Doctor Powers whistled. Miss Martha looked at Galusha. Galusha, whose knees were trembling, sat down in the chair again. Suddenly the lady spoke.
"If this was a hotel you would be willin' to stay here, wouldn't you, Mr. Bangs?" she asked.
"Why, yes, certainly. But, you see, it--ah--isn't one."
"No, but we might make it one for three or four days. Doctor, what does Elmer Rogers charge his inmates--his boarders, I mean--a day?"
"Why, from three to five dollars, I believe."
"Tut, tut, tut! The robber! Well, I presume likely he'd rob Mr. Bangs here as hard as he'd rob anybody. Mr. Bangs, I take it that what troubles you mostly is that you don't want to visit a person you've never met until last night. You've never met Elmer Rogers at all, but you would be perfectly willin' to visit him if you could pay for the privilege."
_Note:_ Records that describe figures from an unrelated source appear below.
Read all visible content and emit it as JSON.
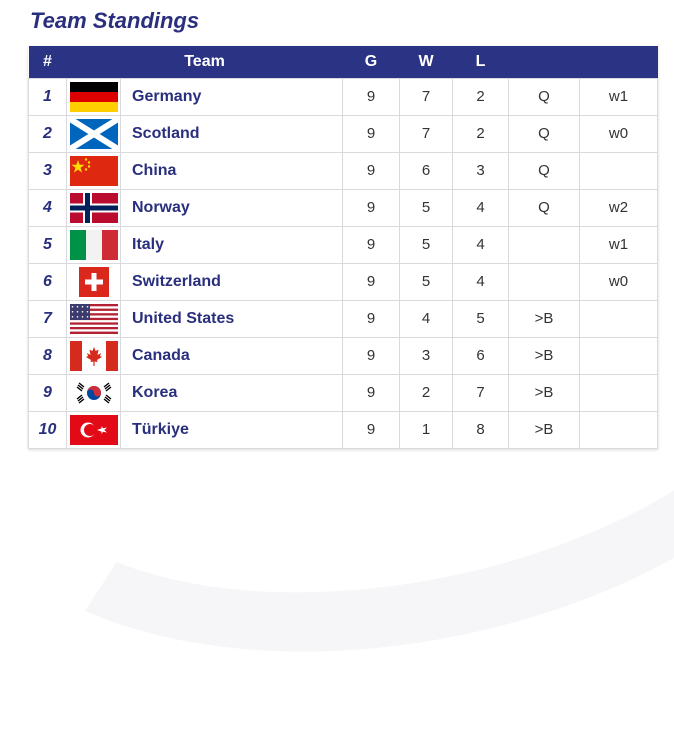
{
  "page": {
    "title": "Team Standings"
  },
  "table": {
    "headers": {
      "rank": "#",
      "team": "Team",
      "g": "G",
      "w": "W",
      "l": "L"
    },
    "rows": [
      {
        "rank": "1",
        "team": "Germany",
        "flag": "germany-flag",
        "g": "9",
        "w": "7",
        "l": "2",
        "q": "Q",
        "note": "w1"
      },
      {
        "rank": "2",
        "team": "Scotland",
        "flag": "scotland-flag",
        "g": "9",
        "w": "7",
        "l": "2",
        "q": "Q",
        "note": "w0"
      },
      {
        "rank": "3",
        "team": "China",
        "flag": "china-flag",
        "g": "9",
        "w": "6",
        "l": "3",
        "q": "Q",
        "note": ""
      },
      {
        "rank": "4",
        "team": "Norway",
        "flag": "norway-flag",
        "g": "9",
        "w": "5",
        "l": "4",
        "q": "Q",
        "note": "w2"
      },
      {
        "rank": "5",
        "team": "Italy",
        "flag": "italy-flag",
        "g": "9",
        "w": "5",
        "l": "4",
        "q": "",
        "note": "w1"
      },
      {
        "rank": "6",
        "team": "Switzerland",
        "flag": "switzerland-flag",
        "g": "9",
        "w": "5",
        "l": "4",
        "q": "",
        "note": "w0"
      },
      {
        "rank": "7",
        "team": "United States",
        "flag": "usa-flag",
        "g": "9",
        "w": "4",
        "l": "5",
        "q": ">B",
        "note": ""
      },
      {
        "rank": "8",
        "team": "Canada",
        "flag": "canada-flag",
        "g": "9",
        "w": "3",
        "l": "6",
        "q": ">B",
        "note": ""
      },
      {
        "rank": "9",
        "team": "Korea",
        "flag": "korea-flag",
        "g": "9",
        "w": "2",
        "l": "7",
        "q": ">B",
        "note": ""
      },
      {
        "rank": "10",
        "team": "Türkiye",
        "flag": "turkiye-flag",
        "g": "9",
        "w": "1",
        "l": "8",
        "q": ">B",
        "note": ""
      }
    ]
  },
  "colors": {
    "header_bg": "#2a3384",
    "title": "#2a2f7d",
    "border": "#d9d9de"
  }
}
"Why--why, yes, of course, Miss Phipps. You have been very kind, so kind that I don't know how to express my grat.i.tude, but I can't accept any more of your hospitality. To board at a hotel is quite a different thing."
"Certainly it is. I appreciate how you feel. I should probably feel just the same way. This house of mine isn't a hotel and doesn't pretend to be, but if you think you can be comfortable here for the next few days and it will make you feel happier to pay--say, three dollars a day for the privilege, why--well, I'm satisfied if you are."
Galusha gazed at her in amazement. The doctor slapped his knee.
"Splendid!" he exclaimed. "Martha, as usual you've said and done just the right thing. Now, Mr. Bangs, I'll see you again to-morrow morning.
Take the tablets as directed. You may go out for an hour or so by and by if the weather is good, but DON'T walk much or get in the least tired.
Good-morning."
He was at the door before his patient realized what he was about.
"But, doctor," cried Galusha, "I--I--really I--Oh, dear!"
The door closed. He turned to Miss Phipps in bewildered consternation.
She smiled at him rea.s.suringly.
"So THAT'S all settled," she said. "Now sit right down again, Mr. Bangs, and finish your breakfast.... Primmie, bring Mr. Bangs some hot coffee.
HOT coffee I said, remember."
Later, perhaps ten minutes later, Galusha ventured another statement.
"Miss Phipps," he said, "I--I--Well, since you insist upon doing this for me, for a person whom you never met until yesterday, I think the very least I can do is to tell you who--or--ah--what I am. Of course if the Halls were here they would vouch for me, but as they are not, I--Well, in a case of this kind it is--ah--customary, isn't it, to give references?"